In comments made on September 25, he also said formal cabinet approval was not needed for the deal, even though it is now known there was clear advice from within the department that the matter should be referred to the Government.
When asked about the issue three days after the Taoiseach’s comments, Tanaiste Mary Coughlan made no reference to the department guidelines and instead said the legal basis for the deal was covered by the Labour Services Act.
However, none of the extensive departmental correspondence seen by the Irish Independent refers to this act. In fact, notes from negotiations show that those involved were only concerned about two main issues — the terms of Mr Molloy’s contract and what was allowable under the department guidelines.
Guidelines are essentially plain-English versions of legislation.
As part of the review initiated by Mary Coughlan legal advice was sought from the attorney general and thereafter no alteration was made to the pension deal.

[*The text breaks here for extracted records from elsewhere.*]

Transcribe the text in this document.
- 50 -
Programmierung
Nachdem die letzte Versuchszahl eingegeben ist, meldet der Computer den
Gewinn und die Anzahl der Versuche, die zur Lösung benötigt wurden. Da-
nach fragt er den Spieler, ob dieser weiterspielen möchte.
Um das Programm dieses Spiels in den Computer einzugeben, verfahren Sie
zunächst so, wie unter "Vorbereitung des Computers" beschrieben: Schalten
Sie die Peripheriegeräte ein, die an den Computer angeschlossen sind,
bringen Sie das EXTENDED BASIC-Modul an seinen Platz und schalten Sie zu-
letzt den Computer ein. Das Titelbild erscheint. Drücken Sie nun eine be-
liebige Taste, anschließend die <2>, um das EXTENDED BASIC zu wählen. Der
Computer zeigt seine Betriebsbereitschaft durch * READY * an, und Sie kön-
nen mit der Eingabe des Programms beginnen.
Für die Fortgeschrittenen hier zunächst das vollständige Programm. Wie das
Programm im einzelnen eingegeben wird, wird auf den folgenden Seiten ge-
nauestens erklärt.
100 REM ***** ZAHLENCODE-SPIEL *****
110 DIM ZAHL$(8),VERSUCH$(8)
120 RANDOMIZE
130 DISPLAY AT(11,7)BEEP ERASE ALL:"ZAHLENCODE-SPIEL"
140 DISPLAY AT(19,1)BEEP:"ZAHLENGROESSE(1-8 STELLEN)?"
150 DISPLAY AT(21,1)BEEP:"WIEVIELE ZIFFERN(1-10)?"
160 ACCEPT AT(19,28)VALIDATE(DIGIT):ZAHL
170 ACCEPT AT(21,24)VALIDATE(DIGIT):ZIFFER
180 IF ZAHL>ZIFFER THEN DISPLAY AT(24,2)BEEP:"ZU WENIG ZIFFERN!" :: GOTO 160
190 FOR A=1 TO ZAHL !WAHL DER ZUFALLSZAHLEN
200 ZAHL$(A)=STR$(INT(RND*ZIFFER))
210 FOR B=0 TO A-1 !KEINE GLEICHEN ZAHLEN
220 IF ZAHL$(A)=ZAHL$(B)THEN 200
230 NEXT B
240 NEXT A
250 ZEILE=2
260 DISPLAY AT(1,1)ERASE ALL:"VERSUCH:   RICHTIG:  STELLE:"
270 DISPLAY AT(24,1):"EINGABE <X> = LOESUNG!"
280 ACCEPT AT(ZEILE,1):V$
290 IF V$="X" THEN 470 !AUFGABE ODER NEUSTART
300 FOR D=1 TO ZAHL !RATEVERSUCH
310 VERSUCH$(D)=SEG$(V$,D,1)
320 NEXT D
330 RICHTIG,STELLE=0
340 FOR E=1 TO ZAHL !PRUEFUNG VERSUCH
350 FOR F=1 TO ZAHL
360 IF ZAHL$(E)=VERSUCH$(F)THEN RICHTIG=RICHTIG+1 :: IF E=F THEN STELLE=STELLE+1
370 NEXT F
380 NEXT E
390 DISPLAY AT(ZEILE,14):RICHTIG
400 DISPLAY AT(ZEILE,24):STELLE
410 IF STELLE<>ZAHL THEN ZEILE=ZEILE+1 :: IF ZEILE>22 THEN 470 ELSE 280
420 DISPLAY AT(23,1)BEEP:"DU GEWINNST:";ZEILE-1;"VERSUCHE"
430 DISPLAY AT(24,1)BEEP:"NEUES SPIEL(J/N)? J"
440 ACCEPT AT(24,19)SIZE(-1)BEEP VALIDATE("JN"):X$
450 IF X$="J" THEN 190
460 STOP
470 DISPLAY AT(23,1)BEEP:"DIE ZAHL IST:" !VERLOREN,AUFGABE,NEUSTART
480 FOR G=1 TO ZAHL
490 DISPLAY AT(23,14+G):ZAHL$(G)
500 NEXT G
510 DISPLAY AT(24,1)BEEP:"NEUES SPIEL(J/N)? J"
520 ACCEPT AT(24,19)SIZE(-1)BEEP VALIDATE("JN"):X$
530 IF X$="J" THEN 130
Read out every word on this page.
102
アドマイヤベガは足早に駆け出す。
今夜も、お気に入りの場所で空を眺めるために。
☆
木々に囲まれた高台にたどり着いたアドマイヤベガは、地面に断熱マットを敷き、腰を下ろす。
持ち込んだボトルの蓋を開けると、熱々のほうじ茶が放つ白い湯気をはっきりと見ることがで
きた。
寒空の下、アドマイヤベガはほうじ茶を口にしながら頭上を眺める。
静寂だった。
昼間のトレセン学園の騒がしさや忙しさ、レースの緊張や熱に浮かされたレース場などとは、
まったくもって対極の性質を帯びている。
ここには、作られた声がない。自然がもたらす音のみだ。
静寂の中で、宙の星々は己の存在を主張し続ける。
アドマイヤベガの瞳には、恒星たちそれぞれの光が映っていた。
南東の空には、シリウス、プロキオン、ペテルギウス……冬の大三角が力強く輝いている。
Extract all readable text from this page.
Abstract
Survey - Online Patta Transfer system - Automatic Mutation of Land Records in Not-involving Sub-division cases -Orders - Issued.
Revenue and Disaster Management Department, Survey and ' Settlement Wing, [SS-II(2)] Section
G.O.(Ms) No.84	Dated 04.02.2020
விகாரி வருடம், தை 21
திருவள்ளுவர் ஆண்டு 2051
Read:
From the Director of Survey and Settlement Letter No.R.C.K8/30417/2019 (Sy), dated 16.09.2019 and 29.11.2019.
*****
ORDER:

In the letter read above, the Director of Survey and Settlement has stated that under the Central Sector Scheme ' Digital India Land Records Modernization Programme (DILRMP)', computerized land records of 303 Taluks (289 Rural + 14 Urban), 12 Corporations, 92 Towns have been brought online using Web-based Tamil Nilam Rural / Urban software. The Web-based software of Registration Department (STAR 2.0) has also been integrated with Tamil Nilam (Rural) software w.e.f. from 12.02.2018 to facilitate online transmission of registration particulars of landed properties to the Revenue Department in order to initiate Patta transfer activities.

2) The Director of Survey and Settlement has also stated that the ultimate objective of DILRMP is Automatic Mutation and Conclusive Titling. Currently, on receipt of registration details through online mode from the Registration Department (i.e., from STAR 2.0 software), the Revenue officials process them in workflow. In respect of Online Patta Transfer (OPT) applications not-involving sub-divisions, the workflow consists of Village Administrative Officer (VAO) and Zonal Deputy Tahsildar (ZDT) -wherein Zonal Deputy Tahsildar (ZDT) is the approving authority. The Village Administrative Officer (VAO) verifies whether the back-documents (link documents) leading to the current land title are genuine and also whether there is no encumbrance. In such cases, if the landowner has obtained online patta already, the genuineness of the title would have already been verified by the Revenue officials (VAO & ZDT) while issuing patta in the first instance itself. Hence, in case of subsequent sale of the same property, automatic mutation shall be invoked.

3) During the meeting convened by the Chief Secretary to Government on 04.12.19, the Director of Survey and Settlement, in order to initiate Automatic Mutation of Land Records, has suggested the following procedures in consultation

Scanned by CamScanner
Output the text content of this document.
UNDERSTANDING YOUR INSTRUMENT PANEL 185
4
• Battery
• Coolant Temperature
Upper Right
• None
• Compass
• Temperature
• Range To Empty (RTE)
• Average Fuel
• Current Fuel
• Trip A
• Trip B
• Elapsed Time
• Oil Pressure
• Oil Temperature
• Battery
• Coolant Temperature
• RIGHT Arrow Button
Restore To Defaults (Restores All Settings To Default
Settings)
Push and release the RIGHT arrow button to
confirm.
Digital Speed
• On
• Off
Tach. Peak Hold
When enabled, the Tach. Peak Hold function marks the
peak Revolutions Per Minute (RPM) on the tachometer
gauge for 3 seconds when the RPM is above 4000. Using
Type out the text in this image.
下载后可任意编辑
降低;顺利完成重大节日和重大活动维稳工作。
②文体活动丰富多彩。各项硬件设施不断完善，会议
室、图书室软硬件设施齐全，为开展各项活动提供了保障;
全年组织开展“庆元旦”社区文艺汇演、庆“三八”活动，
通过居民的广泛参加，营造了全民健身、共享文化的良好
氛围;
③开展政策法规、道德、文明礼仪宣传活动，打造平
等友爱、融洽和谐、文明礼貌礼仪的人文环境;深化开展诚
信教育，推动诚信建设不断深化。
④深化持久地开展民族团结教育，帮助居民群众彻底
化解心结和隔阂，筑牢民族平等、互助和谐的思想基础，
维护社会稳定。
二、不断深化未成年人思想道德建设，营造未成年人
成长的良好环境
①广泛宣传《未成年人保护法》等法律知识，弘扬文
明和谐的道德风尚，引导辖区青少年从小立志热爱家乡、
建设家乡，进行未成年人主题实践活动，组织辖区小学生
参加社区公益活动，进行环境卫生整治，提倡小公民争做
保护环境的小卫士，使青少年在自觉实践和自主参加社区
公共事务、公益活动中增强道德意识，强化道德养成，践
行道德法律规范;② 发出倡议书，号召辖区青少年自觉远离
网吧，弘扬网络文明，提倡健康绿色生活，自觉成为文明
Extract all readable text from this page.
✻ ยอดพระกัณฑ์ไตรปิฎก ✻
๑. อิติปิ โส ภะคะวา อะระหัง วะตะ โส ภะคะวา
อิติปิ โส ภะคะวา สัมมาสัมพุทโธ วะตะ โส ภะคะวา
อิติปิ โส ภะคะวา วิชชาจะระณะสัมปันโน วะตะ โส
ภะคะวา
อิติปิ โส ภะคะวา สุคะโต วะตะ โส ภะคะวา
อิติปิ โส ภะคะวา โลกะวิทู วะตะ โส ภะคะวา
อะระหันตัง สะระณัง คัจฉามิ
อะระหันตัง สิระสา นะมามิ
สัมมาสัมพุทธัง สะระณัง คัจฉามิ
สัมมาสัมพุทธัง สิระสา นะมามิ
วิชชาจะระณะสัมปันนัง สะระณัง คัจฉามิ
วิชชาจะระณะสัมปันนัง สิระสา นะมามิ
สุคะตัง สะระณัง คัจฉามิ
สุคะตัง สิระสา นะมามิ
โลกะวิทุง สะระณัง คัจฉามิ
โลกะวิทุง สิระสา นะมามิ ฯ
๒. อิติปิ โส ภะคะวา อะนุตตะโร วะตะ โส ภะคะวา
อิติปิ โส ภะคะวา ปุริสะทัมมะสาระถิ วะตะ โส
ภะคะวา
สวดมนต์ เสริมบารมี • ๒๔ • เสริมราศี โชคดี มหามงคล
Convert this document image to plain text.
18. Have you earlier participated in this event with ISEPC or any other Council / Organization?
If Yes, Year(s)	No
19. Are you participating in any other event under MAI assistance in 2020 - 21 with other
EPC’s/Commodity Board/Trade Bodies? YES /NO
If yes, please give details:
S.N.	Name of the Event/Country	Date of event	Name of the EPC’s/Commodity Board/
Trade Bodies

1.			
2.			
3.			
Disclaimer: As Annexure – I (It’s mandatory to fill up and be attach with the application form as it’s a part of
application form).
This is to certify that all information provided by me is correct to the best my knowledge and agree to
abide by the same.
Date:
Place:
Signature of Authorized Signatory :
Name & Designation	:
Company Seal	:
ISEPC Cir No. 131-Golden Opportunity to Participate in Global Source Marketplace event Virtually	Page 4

The Irish Times leader is on ethics and standards in public life today. Good piece. Ending paragraph;
It is not just Fianna Fáil that has behaved badly over ethical legislation and transparency. Because political donations below a certain limit do not have to be disclosed to the standards commission, many donations were set below the limit.. The commission also suspects that large donations may be split up into small amounts to avoid disclosure. Last year, when local, European and byelections were held, not a single donation was publicly recorded by Fianna Fáil, Fine Gael or the Labour Party. This is a disgrace. Ethical standards and political funding mechanisms require fundamental reform.
Interesting bit in bold there.
Parties use various methods to effectively bypass the donations system. We’ve written about this pretty extensively in the past. Two pieces maybe worth re-reading if you’re interested in the topic. This one on a prior Times leader on funding reform which I disagreed with…
One oddity of the current system for donations to individuals is related to declaration thresholds. Despite being obliged to open an account once they receive a donation exceeding €126.97, politicians don’t have to declare full details of any donations less than €643.97 to the Standards in Public Office Commission. This means the bank account, for the purposes of transparency, is effectively useless unless a donation exceeding €643.97 is made. Reducing the declaration threshold from €643.97 to €126.97 while ensuring all transactions below the lower figure are on record anonymously would be beneficial to the transparency of the funding process. This would mean the public could inspect the credit and debit side of the donations account upon declaration and see if there were excessive amounts of donations made for more than, say, €100. If this was the case and SIPO suspected several of these may have come from one individual, SIPO should have the right to inspect the account in detail.
Of course a significant increase in the level penalties imposed against those who breach the above would also be warranted also. That almost goes without saying.
And one of the first posts on this site from way-back-when, when I tended to adopt a more cynical radical tone; Want to bypass our donations system? No problem.
The dreamer in me has been telling for while not the write this post. “Don’t tell the good politicians how the bold ones work the system”, it screamed. The other 99% of me said, “fuck it, they all know about this anyway, it’s whether they chose to work it or not is the question”. So here, dear reader, I tell you how I understand our public representatives can work the donations system…
Pretty much a how-to, that one, but perhaps insightful.